Some of the semiconductor analysers just test at a couple of mA as the yare battery powered yet are used by repair houses for matching.

I designed my own curve tracer but used 40mA as a better test.
I guess ideally for a power amp it should be at a much higher level but 40mA is 20 times better than 2mA !
 
may be inapropriate thoughts but :
- thermal inertia will interfere with testing. In real life, transistors heat, so why not testing with high temp like tcxo ?
- if you want to make short measures, jigs like ones used in slewrate testing (avalanche mode, clamping...) can be a start point.

my :2c:
 
A pulse test or a single direction trace will never tell you the whole story, unless you operate at low Class AB.

Take this as an example :
E19 headphone amplifier board K2381 J407 MOSFET Yuanjing Audio
John Curl's Blowtorch preamplifier part II

This sort of thermal hysteresis you will never catch unless you measure at operating conditions and in continuous mode.
Even if you use a heater block, unless you continuously cycle the DUT, you will not see this.

We don't go into such trouble with our matching for no reasons.


Cheers,
Patrick
 
I designed my own curve tracer but used 40mA as a better test.

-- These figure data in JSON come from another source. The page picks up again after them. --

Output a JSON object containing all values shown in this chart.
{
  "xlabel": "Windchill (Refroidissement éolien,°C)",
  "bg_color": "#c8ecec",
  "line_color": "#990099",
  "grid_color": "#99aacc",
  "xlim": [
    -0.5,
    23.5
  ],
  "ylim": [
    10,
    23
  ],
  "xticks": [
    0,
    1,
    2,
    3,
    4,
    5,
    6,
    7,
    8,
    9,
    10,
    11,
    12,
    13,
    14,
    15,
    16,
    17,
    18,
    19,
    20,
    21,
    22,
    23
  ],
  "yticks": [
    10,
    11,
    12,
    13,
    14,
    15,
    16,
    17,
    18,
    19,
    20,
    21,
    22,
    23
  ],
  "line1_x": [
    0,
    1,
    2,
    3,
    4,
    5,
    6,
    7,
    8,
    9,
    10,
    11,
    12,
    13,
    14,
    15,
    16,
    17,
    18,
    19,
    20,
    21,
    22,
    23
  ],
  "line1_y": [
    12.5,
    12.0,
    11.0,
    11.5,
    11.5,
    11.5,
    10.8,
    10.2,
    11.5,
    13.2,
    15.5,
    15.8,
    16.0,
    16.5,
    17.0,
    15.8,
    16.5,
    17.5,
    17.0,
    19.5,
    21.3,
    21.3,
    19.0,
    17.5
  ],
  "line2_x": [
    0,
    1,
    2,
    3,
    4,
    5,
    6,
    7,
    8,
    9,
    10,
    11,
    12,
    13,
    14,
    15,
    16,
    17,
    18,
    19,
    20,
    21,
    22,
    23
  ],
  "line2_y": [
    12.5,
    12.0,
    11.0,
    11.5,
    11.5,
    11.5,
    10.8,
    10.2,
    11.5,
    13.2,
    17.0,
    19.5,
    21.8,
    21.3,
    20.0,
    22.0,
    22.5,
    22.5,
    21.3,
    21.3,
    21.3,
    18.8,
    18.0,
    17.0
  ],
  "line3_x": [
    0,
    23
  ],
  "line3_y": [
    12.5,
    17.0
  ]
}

The programmable power supplies I have will happily output 15 A up to 20 V or higher... :D

thermal inertia will interfere with testing.

How? Why?

In real life, transistors heat...

That's exactly the point! But the question is how to keep the temperature constant during the test. See OP.

if you want to make short measures, jigs like ones used in slewrate testing (avalanche mode, clamping...) can be a start point.

Sure, but my question is about something else. My setup uses programmable power supplies, which are way to slow for short pulse testing. I am looking for methods to keep the temperature constant using my power-supply setup.